CAST: Cross-Attention in Space and Time for Video Action Recognition
Dongho Lee, Jongseo Lee, Jinwoo Choi
TL;DR
This paper tackles the challenge of balanced spatio-temporal understanding in video action recognition by proposing CAST, a two-stream RGB-only architecture that separately models spatial and temporal cues via frozen experts (e.g., CLIP for space and VideoMAE for time) and enables their exchange through a Bottleneck Cross-Attention in Space and Time (B-CAST) module. The B-CAST integrates Temporal-to-Spatial and Spatial-to-Temporal cross-attention within adapters placed in a ViT-like backbone, allowing the two streams to refine each other's predictions without fully fine-tuning large models. Extensive experiments across EPIC-KITCHENS-100, Something-Something-V2, and Kinetics-400 demonstrate that CAST achieves a more balanced performance (as measured by harmonic means across tasks) than individual experts and many baselines, with ablations validating the critical role of bi-directional cross-attention, window shapes, and bottleneck adapters.

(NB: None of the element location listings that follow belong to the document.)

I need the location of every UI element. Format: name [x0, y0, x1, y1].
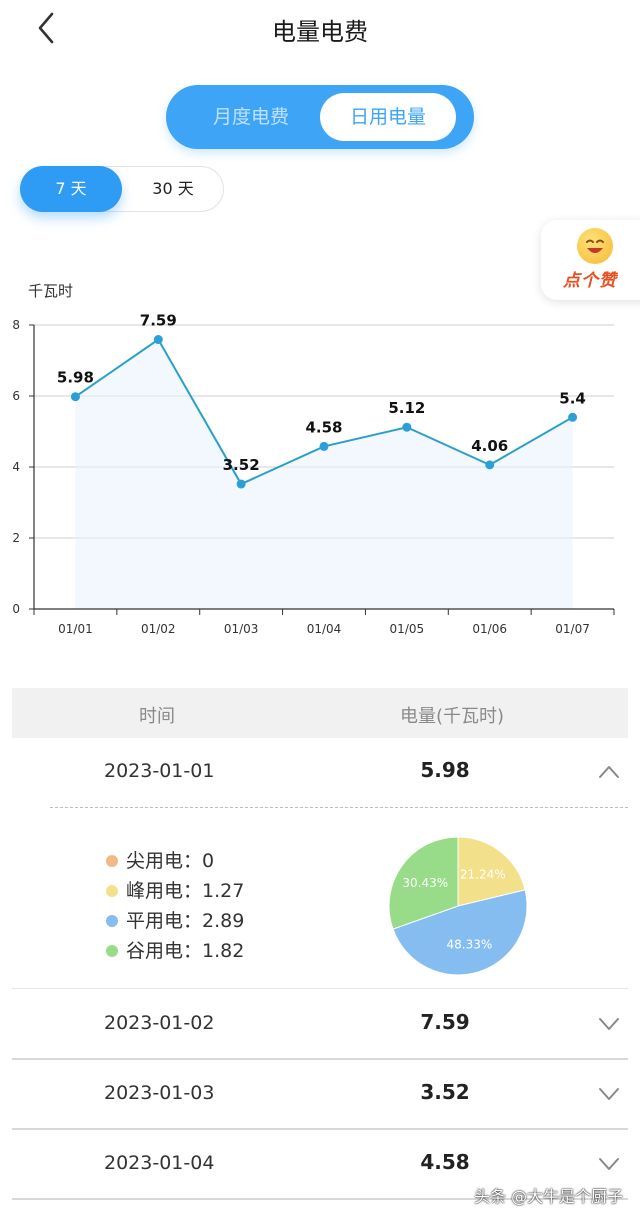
row-date: 2023-01-03 [104, 1082, 215, 1104]
chevron-down-icon[interactable] [598, 1086, 620, 1102]
y-tick-label: 8 [12, 318, 20, 332]
breakdown-value: 1.82 [202, 940, 245, 962]
range-7-days-button[interactable]: 7 天 [20, 166, 122, 212]
area-fill [75, 339, 573, 609]
daily-power-line-chart: 0 2 4 6 8 5.98 01/01 7.59 01/02 3.52 01/03 4.58 01/0… [12, 312, 615, 636]
x-tick-label: 01/03 [224, 622, 259, 636]
y-tick-label: 6 [12, 389, 20, 403]
data-label: 3.52 [223, 456, 260, 474]
pie-slice-label: 21.24% [460, 868, 506, 882]
data-label: 4.06 [471, 437, 508, 455]
watermark-text: 头条 @大牛是个厨子 [474, 1187, 624, 1206]
table-row[interactable]: 2023-01-02 7.59 [12, 990, 628, 1060]
data-point [402, 422, 412, 432]
x-tick-label: 01/07 [555, 622, 590, 636]
column-header-time: 时间 [139, 706, 175, 727]
header-bar: 电量电费 [0, 0, 640, 60]
legend-dot [106, 945, 118, 957]
breakdown-label: 尖用电： [126, 850, 203, 872]
pie-slice-label: 48.33% [447, 937, 493, 951]
data-label: 5.4 [559, 389, 586, 407]
x-tick-label: 01/06 [472, 622, 507, 636]
data-label: 7.59 [140, 312, 177, 330]
data-label: 4.58 [305, 418, 342, 436]
table-row[interactable]: 2023-01-01 5.98 [12, 738, 628, 808]
chart-y-axis-label: 千瓦时 [28, 282, 74, 300]
x-tick-label: 01/02 [141, 622, 176, 636]
breakdown-value: 2.89 [202, 910, 245, 932]
breakdown-item-peak-sharp: 尖用电：0 [106, 846, 346, 876]
breakdown-item-flat: 平用电：2.89 [106, 906, 346, 936]
like-label: 点个赞 [563, 271, 617, 291]
data-point [236, 479, 246, 489]
pie-slice-label: 30.43% [402, 876, 448, 890]
chevron-down-icon[interactable] [598, 1156, 620, 1172]
row-divider [12, 1128, 628, 1130]
row-value: 5.98 [420, 758, 470, 782]
data-point [70, 392, 80, 402]
breakdown-value: 1.27 [202, 880, 245, 902]
usage-breakdown-list: 尖用电：0 峰用电：1.27 平用电：2.89 谷用电：1.82 [106, 846, 346, 966]
y-tick-label: 0 [12, 602, 20, 616]
y-tick-label: 4 [12, 460, 20, 474]
row-value: 7.59 [420, 1010, 470, 1034]
data-point [319, 441, 329, 451]
data-label: 5.12 [388, 399, 425, 417]
breakdown-label: 平用电： [126, 910, 203, 932]
usage-pie-chart: 21.24% 48.33% 30.43% [388, 836, 528, 976]
table-row[interactable]: 2023-01-03 3.52 [12, 1060, 628, 1130]
row-date: 2023-01-02 [104, 1012, 215, 1034]
row-detail-divider [50, 807, 628, 808]
data-point [568, 412, 578, 422]
x-tick-label: 01/04 [307, 622, 342, 636]
row-value: 3.52 [420, 1080, 470, 1104]
breakdown-item-valley: 谷用电：1.82 [106, 936, 346, 966]
data-label: 5.98 [57, 369, 94, 387]
table-header: 时间 电量(千瓦时) [12, 688, 628, 738]
x-tick-label: 01/05 [390, 622, 425, 636]
chevron-up-icon[interactable] [598, 764, 620, 780]
pie-slice [388, 836, 459, 930]
tab-daily-power[interactable]: 日用电量 [320, 93, 456, 141]
range-selector: 7 天 30 天 [20, 166, 224, 212]
legend-dot [106, 915, 118, 927]
chevron-down-icon[interactable] [598, 1016, 620, 1032]
view-segment-control: 月度电费 日用电量 [166, 85, 474, 149]
chevron-left-icon [38, 12, 54, 44]
legend-dot [106, 885, 118, 897]
row-date: 2023-01-04 [104, 1152, 215, 1174]
breakdown-item-peak: 峰用电：1.27 [106, 876, 346, 906]
row-date: 2023-01-01 [104, 760, 215, 782]
range-30-days-button[interactable]: 30 天 [152, 179, 194, 198]
table-row[interactable]: 2023-01-04 4.58 [12, 1130, 628, 1200]
pie-slice [392, 889, 528, 976]
row-divider [12, 1058, 628, 1060]
breakdown-label: 谷用电： [126, 940, 203, 962]
breakdown-value: 0 [202, 850, 215, 872]
page-title: 电量电费 [272, 18, 368, 46]
breakdown-label: 峰用电： [126, 880, 203, 902]
back-button[interactable] [28, 8, 68, 48]
row-divider [12, 988, 628, 989]
y-tick-label: 2 [12, 531, 20, 545]
column-header-power: 电量(千瓦时) [399, 706, 505, 727]
data-point [153, 335, 163, 345]
pie-slice [457, 836, 526, 907]
like-button[interactable]: 点个赞 [541, 220, 640, 300]
x-tick-label: 01/01 [58, 622, 93, 636]
row-divider [12, 1198, 628, 1200]
row-value: 4.58 [420, 1150, 470, 1174]
data-point [485, 460, 495, 470]
legend-dot [106, 855, 118, 867]
tab-monthly-fee[interactable]: 月度电费 [212, 106, 289, 128]
smiley-face-icon [577, 228, 613, 264]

The approach achieves strong, dataset-agnostic results and highlights the potential of cross-stream attention to unify spatial and temporal representations in RGB-only video understanding, with practical implications for more robust action recognition systems.
Abstract
Recognizing human actions in videos requires spatial and temporal understanding. Most existing action recognition models lack a balanced spatio-temporal understanding of videos. In this work, we propose a novel two-stream architecture, called Cross-Attention in Space and Time (CAST), that achieves a balanced spatio-temporal understanding of videos using only RGB input. Our proposed bottleneck cross-attention mechanism enables the spatial and temporal expert models to exchange information and make synergistic predictions, leading to improved performance. We validate the proposed method with extensive experiments on public benchmarks with different characteristics: EPIC-KITCHENS-100, Something-Something-V2, and Kinetics-400. Our method consistently shows favorable performance across these datasets, while the performance of existing methods fluctuates depending on the dataset characteristics.